In the wake of the recent Ebola cases, the U.S. Department of Health and Human Services’ (HHS) Office for Civil Rights (OCR) has issued a new bulletin reminding HIPAA-covered entities and their business associates that the requirements of the HIPAA Privacy Rule still apply when sharing protected health information (PHI), even in emergency situations. Towards that end, OCR’s bulletin provides guidance on how covered entities can share, use, and disclose critical information under certain situations during a disaster. Hospitals and other covered entities subject to the HIPAA Privacy Rule should consider the bulletin and OCR’s additional guidance on HIPAA in emergency situations as part of any Ebola or disaster preparedness plan. Highlights of OCR’s bulletin include:

Sharing Patient Information in Emergency Situations: A covered entity may disclose a patient’s PHI without his or her authorization only as permitted or required by HIPAA. These situations include:

  • For treatment of patients;
  • For public health activities, such as:
    • sharing information with public health authorities, like the CDC or state or local health departments, that are authorized by law to collect/receive the information to prevent or control disease, injury, or disability;
    • sharing information with a foreign government agency at the direction of a public health authority;
    • sharing information with persons at risk of contracting or spreading a disease or condition, if authorized by law; and
  • To prevent or lessen a serious and imminent threat to the health and safety of a person or the public

In more limited circumstances, a covered entity may share a patient’s PHI with his or her family, friends, or other persons identified as involved in the patient’s care (or payment for the care) and disaster relief organizations. A covered entity generally may disclose information to the media only if the media requests information about a particular patient by name, if the information is limited to basic facility directory information (such as presence at the facility and general condition), and if the patient has had an opportunity to object or, if the patient is incapacitated, if the disclosure is believed to be in the best interest of the patient. Disclosure of additional information would require the patient’s written authorization. Of course, the covered entity also may obtain the patient’s authorization to use and disclose PHI for purposes not specifically permitted or required by HIPAA. 

Safeguarding Patient Information in Emergency Situations: A covered entity must make reasonable efforts to limit the PHI disclosed to that which is minimally necessary. A covered entity also must continue to implement reasonable safeguards to protect PHI, including maintaining the HIPAA Security Rule safeguards applicable to electronic PHI.

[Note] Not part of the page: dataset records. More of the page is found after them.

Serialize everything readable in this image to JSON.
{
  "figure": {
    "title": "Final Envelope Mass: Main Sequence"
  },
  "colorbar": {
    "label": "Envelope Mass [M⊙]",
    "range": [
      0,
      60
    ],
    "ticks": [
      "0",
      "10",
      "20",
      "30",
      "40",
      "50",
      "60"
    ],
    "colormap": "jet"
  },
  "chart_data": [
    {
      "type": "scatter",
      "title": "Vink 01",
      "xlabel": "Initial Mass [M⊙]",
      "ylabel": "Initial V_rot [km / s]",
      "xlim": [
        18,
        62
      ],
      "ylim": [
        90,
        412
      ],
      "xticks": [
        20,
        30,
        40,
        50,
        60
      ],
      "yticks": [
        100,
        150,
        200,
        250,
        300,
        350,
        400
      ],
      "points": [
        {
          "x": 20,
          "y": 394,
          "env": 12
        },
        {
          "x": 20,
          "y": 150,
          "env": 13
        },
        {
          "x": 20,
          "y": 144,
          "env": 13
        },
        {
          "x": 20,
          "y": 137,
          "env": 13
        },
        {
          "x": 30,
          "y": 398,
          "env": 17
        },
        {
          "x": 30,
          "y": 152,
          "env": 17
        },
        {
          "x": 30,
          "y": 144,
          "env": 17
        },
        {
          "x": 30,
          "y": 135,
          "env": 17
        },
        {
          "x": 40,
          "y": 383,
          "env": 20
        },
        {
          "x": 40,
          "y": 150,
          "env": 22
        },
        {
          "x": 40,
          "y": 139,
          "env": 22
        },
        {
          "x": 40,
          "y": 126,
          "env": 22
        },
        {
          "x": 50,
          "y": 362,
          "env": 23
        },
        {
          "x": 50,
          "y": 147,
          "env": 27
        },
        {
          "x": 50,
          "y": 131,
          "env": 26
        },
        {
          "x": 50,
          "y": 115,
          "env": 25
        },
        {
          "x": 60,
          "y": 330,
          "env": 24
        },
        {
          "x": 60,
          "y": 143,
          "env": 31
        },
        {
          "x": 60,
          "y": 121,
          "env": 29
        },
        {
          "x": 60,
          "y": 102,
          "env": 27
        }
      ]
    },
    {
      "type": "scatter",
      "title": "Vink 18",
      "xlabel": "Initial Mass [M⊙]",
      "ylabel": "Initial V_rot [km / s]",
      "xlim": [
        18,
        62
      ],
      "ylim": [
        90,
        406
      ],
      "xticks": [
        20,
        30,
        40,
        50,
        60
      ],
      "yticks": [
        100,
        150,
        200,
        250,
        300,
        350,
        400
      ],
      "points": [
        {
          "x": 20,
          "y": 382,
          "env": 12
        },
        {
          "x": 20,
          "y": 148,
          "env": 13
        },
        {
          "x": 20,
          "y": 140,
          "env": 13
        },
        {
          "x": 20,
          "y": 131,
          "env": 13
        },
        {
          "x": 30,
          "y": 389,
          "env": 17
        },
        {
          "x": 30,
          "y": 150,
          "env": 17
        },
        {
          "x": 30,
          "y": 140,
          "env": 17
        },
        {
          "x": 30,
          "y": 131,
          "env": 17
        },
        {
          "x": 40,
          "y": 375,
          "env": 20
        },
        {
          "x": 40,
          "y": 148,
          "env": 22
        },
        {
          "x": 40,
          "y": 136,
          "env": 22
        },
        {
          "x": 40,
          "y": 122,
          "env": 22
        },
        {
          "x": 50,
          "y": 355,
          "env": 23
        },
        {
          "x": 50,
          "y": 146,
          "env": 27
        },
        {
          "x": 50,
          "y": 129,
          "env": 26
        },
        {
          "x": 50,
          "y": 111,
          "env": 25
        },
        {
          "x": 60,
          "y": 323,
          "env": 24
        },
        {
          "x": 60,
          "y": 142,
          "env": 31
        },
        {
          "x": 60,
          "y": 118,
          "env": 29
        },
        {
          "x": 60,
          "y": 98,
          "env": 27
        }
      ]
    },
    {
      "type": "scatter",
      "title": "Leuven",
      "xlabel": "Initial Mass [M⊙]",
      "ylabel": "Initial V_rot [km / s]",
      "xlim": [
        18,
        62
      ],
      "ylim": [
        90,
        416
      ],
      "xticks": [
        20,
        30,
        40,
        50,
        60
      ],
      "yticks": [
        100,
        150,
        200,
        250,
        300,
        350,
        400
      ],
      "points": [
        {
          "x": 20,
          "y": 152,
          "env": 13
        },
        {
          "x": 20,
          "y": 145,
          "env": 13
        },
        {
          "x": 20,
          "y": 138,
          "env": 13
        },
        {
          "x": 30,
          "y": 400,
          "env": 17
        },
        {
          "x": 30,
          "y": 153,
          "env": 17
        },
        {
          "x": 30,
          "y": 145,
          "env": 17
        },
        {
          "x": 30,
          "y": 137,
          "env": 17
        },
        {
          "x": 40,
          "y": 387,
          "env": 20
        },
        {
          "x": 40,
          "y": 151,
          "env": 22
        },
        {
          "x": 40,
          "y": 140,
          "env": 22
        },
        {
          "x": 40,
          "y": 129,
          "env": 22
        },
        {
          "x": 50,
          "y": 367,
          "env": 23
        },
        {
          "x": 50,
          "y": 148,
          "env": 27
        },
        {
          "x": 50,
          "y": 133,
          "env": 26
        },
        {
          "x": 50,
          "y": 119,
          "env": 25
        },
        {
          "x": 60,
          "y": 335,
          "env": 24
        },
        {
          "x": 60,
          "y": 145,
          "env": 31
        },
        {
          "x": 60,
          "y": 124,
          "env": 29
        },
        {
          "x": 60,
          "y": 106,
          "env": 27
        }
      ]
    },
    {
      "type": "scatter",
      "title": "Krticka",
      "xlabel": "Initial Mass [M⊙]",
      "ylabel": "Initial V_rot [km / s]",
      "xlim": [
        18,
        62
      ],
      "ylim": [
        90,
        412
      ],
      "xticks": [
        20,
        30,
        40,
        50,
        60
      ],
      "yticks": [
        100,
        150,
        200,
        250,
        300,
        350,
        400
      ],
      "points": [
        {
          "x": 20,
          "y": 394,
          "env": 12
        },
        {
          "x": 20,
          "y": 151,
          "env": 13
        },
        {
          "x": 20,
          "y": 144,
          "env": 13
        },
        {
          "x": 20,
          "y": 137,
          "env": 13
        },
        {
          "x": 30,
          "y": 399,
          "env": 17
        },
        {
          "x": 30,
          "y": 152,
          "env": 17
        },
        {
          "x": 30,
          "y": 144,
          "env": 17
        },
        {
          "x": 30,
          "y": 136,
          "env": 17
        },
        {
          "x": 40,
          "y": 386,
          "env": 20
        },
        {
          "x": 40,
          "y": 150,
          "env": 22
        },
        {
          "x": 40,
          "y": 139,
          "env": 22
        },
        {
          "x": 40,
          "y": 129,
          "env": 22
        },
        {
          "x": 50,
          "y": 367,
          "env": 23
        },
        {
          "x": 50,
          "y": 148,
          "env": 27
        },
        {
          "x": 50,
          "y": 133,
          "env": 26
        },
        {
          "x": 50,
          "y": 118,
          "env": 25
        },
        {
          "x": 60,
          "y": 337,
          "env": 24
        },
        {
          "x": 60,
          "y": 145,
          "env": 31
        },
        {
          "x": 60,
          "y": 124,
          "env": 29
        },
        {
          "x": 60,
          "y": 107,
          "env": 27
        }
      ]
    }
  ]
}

Business Associates: Business associates may make disclosures permitted under the Privacy Rule on behalf of their covered entities (or another business associate) to the extent authorized by its business associate agreement. Business associates also must continue to comply with the HIPAA provisions that apply to business associates, including  the HIPAA Security Rule requirements applicable to electronic PHI.

Limited Waiver: While the HIPAA Privacy Rule never is suspended, regardless of the emergency, the HHS Secretary may waive certain provisions and penalties as permitted by the Project Bioshield Act and the section 1135(b)(7) of Social Security Act. These waivers apply only to those certain HIPAA sanctions and penalties and can be authorized by the Secretary only after the President declares an emergency or disaster and the Secretary declares a public health emergency. If a waiver is issued, then the waiver only applies: in the emergency area and for the period identified; to hospitals that have instituted a disaster protocol; and for up to 72 hours following the hospital’s implementation of its disaster protocol.